Greece should not abandon its principles – or its relics

Posted at 8:19 pm in Elgin Marbles

Jim Egan is director of Ferrumar, a marine exploration company and has had a long standing interest in the case of the restitution of the Parthenon Marbles and how it might be resolved.

He recently forward me this piece outlining some of the recent interventions that he has made, along with his thoughts on how the resolution of the issue might be expedited.

The corner of the Parthenon pediment

The corner of the Parthenon pediment

From:
Jim Egan (via email)

Greece should not abandon its principles – or its relics

Perplexed am I over Greece’s consistent failure to remedy its ancient problems, whether in small steps or creative ways.

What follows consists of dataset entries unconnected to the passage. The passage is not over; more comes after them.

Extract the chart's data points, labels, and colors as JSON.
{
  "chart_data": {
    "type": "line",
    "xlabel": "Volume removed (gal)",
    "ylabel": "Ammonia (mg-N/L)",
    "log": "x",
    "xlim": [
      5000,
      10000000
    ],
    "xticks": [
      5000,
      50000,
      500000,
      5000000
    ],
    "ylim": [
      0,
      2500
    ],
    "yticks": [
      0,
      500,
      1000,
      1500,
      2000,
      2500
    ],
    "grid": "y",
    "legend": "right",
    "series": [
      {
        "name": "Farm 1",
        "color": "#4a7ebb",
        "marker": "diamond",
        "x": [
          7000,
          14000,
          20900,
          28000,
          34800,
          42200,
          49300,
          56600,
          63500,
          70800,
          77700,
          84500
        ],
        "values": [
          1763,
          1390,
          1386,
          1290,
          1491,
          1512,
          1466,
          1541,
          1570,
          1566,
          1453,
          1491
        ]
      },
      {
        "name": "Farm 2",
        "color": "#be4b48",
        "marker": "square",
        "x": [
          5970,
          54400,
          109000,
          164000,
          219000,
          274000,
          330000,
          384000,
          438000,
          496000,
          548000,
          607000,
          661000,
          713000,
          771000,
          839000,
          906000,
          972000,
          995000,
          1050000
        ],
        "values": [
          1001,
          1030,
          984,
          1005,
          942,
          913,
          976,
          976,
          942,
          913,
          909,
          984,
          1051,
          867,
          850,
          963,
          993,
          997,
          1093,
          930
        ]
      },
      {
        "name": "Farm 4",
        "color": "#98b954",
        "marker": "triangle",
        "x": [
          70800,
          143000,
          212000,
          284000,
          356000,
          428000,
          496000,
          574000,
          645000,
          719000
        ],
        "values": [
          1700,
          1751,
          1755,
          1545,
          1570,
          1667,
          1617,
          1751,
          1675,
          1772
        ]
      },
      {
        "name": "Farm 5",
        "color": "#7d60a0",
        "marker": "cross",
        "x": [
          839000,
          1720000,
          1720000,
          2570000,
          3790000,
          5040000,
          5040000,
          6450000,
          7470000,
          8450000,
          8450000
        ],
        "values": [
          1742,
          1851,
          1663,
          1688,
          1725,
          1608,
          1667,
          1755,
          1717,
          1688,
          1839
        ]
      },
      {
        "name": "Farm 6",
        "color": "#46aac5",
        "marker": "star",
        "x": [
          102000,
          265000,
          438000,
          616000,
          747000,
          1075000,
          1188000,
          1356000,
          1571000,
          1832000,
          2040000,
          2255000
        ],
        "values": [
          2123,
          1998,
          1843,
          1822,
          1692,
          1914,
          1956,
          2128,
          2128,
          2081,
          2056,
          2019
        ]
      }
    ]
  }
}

One method for resolving the Parthenon Marbles puzzle involves sidestepping, at least temporarily, the morass of moral claims and legal principles (Financial Times, “Judgment is not set in stone”, Tiffany Jenkins, Life & Arts, February 12) over whether or not the British Museum rightfully owns the Parthenon Marbles in its collection.

David Critchley’s subsequent Letter to the Financial Times (“Restore the Parthenon with replica statues”, February 27) plots the optimum course. Coincidentally, six years ago my firm offered the Greeks that same solution so as to help relieve their understandable agony over the long-missing Marbles still residing in multiple out-of-context non-Greek locations.